Constructing parallel streams (original) (raw)

Brian Goetz brian.goetz at oracle.com
Mon Dec 10 08:08:18 PST 2012


The only reason is that it may not perform as well as the user expects.

The reason for this is that one of the big performance tricks we use is "jamming". When you do

foos.filter(...).map(...).reduce(...)

we can do the filtering, mapping, and reducing in a single pass (serial or parallel.) If you do

foos.sequential().filter(...).parallel().map(...).sequential().reduce(...)

then you may be introducing "barriers" in the computation, where something has to stop and collect the results before proceeding. This is giving up a lot of the performance benefit of the streams model. (Stateful ops, like sorting or limit, generally have a similar effect.)

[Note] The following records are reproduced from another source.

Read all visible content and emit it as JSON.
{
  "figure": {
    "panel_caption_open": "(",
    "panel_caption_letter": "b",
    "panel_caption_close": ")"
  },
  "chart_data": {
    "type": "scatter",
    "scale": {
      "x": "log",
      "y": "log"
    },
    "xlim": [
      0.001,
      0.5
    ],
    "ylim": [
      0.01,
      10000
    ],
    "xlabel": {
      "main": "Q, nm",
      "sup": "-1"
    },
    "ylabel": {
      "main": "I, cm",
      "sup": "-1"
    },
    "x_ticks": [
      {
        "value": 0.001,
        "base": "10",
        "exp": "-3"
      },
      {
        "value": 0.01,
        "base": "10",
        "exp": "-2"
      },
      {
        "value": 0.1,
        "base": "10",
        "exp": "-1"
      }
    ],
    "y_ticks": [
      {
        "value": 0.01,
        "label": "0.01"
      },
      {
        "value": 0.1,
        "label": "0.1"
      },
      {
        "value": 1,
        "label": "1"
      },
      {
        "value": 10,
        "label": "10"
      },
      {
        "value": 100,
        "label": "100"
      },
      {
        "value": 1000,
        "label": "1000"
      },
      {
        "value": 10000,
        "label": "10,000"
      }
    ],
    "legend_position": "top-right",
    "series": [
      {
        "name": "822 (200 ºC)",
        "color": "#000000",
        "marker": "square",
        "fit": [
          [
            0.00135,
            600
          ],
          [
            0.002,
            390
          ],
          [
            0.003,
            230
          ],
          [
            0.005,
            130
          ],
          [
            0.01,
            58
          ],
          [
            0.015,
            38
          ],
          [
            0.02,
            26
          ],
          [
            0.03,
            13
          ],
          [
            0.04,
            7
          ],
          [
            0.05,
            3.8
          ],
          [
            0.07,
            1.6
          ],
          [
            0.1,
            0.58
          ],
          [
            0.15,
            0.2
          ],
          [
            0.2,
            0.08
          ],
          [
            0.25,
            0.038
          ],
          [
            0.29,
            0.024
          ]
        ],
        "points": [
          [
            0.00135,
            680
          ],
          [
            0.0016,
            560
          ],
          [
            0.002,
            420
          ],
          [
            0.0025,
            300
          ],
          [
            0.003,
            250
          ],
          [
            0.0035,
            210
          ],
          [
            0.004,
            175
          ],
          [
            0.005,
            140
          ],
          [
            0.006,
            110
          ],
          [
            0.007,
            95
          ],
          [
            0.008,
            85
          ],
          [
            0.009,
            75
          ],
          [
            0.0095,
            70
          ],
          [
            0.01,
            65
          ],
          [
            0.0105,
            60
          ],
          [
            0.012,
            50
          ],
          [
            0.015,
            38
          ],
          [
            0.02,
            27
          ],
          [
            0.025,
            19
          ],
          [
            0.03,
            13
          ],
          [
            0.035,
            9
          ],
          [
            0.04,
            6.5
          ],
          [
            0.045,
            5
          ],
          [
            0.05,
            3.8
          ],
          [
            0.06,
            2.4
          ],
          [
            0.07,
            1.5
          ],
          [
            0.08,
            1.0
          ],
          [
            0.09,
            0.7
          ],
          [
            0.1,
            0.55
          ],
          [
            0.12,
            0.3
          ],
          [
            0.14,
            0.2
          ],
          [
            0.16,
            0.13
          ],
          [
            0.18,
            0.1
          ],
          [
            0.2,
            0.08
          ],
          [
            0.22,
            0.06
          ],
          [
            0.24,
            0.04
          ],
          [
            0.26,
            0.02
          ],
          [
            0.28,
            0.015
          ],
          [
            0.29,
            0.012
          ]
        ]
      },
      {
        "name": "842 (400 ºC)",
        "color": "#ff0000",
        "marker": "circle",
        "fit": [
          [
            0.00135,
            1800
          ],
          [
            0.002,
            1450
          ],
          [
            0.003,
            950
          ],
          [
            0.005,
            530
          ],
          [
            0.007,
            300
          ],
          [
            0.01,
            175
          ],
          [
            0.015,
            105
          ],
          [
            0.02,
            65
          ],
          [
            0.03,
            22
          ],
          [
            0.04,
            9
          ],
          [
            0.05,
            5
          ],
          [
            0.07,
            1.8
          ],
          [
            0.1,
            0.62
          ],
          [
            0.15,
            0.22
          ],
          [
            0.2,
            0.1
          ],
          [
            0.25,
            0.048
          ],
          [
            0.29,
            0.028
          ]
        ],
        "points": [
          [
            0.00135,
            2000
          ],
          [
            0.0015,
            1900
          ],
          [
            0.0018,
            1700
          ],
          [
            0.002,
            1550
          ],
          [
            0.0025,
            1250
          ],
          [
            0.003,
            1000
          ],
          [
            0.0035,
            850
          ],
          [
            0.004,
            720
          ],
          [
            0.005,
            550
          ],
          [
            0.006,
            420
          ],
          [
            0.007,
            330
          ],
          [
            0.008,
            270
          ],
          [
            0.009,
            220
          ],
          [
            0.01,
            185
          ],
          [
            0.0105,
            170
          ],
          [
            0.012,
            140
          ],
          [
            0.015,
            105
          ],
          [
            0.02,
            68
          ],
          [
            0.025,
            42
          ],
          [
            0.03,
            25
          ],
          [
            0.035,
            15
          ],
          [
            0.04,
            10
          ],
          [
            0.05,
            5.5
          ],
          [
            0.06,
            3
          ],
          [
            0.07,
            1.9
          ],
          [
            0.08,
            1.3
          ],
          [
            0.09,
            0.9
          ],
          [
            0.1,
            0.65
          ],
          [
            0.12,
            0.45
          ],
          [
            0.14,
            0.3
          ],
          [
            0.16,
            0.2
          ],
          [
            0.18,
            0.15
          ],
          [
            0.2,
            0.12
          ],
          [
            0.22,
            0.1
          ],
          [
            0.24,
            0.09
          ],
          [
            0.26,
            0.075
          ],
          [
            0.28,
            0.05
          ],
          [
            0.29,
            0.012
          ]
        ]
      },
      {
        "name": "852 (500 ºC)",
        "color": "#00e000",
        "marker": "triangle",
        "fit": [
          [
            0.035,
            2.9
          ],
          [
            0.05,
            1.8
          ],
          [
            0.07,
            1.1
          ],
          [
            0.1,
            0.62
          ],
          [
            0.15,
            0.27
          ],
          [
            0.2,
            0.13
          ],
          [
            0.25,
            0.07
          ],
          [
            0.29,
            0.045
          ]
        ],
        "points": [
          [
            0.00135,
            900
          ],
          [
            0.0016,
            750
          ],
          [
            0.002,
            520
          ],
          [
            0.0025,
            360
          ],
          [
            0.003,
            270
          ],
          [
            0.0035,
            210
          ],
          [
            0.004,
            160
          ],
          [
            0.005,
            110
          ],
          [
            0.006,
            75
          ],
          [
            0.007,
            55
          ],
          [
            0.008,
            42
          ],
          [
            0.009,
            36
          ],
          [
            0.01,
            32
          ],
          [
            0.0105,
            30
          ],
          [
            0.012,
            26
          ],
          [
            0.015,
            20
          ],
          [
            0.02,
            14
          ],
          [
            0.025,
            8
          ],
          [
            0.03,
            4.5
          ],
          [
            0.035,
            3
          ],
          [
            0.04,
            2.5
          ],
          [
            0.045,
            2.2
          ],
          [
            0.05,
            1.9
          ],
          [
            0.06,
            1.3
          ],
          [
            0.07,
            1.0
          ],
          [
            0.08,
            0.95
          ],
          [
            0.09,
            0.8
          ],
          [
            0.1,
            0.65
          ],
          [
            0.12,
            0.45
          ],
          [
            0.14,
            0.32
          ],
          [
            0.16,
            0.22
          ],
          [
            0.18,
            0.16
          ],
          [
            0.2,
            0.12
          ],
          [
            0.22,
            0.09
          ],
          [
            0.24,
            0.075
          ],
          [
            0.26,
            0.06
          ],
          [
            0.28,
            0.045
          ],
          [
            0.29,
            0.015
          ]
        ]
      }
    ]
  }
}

However, since we don't know anything about what the user is doing in those lambdas, it is conceivable that it is still a win.

We do elide sequential/parallel calls if the stream already has that orientation (e.g., parallel on an already parallel stream is a no-op.)

Overall I'm mostly in the "don't try to save the user from themselves" camp here. We should document how the model works and let performance-sensitive users measure for themselves. So while it is most effective to put the parallel() at the head of the pipe, my distaste for having it in the middle is merely mild and overall I can live with it.

On 12/10/2012 11:01 AM, Joe Bowbeer wrote:

I can easily imagine a pipeline that has alternating sequential/parallel/sequential segments. Is there any reason to discourage a programmer from using the parallel/sequential methods to express this?

On Dec 10, 2012 7:50 AM, "Brian Goetz" <brian.goetz at oracle.com_ _<mailto:brian.goetz at oracle.com>> wrote: I don't like users being able to call parallel in the middle of the stream construction.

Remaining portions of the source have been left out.